Unfuck This House is a wonder. In 30 minutes or less, If Madrid has set up a record that puts you in the middle of a basement show waving along to the beat, or on a cross-country drive trying to blow out your speakers with the windows down. It transports you–not in a cheesy way, but in an all-encompassing feeling of connectivity. It’s loud, but has its moments of repetitive acoustic to sooth just long enough before the build. It breathes.
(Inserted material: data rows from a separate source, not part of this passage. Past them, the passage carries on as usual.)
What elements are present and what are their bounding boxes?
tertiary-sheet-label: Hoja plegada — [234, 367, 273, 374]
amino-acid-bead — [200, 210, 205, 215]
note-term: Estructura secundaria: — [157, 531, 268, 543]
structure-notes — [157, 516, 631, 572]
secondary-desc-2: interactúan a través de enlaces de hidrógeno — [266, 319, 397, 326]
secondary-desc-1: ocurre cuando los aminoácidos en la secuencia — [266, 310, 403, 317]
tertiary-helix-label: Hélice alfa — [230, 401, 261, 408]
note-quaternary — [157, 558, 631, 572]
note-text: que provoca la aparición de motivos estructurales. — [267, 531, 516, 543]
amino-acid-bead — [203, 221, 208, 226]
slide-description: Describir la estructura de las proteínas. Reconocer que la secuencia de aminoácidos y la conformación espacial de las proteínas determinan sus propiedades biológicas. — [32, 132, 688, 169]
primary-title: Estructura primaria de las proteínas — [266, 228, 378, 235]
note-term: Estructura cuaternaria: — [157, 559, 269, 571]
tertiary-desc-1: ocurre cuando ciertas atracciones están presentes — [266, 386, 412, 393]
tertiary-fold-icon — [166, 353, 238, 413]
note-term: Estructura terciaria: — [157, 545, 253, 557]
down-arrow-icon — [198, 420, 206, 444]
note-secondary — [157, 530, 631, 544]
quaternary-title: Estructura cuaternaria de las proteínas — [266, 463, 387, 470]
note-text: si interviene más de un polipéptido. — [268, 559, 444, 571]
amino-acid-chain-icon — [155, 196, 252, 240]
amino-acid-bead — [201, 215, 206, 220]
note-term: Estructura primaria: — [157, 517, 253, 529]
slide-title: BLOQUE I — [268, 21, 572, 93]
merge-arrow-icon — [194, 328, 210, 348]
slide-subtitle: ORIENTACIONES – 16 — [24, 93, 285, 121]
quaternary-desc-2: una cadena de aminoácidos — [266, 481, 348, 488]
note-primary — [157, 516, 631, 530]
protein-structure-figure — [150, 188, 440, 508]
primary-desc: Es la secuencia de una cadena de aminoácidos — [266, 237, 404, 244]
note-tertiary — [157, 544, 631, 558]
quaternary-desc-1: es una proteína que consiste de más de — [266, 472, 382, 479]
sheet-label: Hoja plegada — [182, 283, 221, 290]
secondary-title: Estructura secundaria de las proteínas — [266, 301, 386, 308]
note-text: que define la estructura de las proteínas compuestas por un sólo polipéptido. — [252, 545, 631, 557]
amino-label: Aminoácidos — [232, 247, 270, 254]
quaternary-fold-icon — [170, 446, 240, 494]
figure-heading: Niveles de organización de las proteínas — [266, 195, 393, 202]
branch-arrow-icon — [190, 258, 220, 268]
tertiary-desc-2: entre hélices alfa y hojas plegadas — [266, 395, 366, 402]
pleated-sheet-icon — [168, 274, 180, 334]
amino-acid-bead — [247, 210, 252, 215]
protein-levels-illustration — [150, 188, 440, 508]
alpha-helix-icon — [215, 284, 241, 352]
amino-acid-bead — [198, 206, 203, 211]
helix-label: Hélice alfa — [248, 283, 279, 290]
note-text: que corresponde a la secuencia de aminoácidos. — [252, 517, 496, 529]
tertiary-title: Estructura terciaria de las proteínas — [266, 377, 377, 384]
Binghamton’s post-punk band put out their latest 6-track album in February, following a few short releases like Campfire Scars, a three-track EP of songs that “didn’t quite make it” onto their 2013 Suburban Campfires record. (Also a must listen. Seriously, you can finish reading this later.) The group has been recording with Albany’s music collective, B3nson, for years and UTH–in all its glory–was a celebratory 75th release for the local recording company.
The record is gritty, akin to the group’s past discology, and will leave you itching to see them live because all you want to do is watch it all come together in some dive bar and leave with your ears ringing. It’s in songs like “Racecar” that make you want to scream the words at the top of your lungs as the percussion pushes on to the song’s climax.
“Missing Yew Waltz” is a six-minute medley with slow marching percussion that is comfortingly similar to their Suburban Campfires opener “Michio” and sets the tone for listeners of new and old. But it’s not the only reminder. In fact, “All My Friends” is simply another version of Campfires track “Seeing All My Friends Die.” It’s a bit lower in tone and slowed down a hair, but all the same. The similarities to be made between releases may turn off some music snobs, but in this case only make the heart grow fonder. This is a band that has found hearty material to work with and continue to play with it years later. Why mess up a good thing? That’s artistry.
There are new recorded releases here too. “Slide” is a beauty. On some days, it’s even a tearjerker, but to each his own. It’s grungy and distorted, with that leading slide guitar to pull it through and lyrics that sucker punch you in the best way, telling a tale that seems average with just a little underlying bite: “The artist weeped in the angel’s lap/It soothed him ‘I know, I know.’”
Closing track “SSRI” is an exploration of thought under the influence of antidepressants that’s damn near poetic. Gentle strumming turns to a whirlwind led by pounding percussion and whether or not you’re familiar with the prescribed state of mind, the lyrics will most likely leave you with a lot of self-involved questions. “And I know it’s hard/the way life starts so slow/and next thing you’re on your way/is it worth your heart and soul?”
This album isn’t trying too hard to impress–but does it anyways.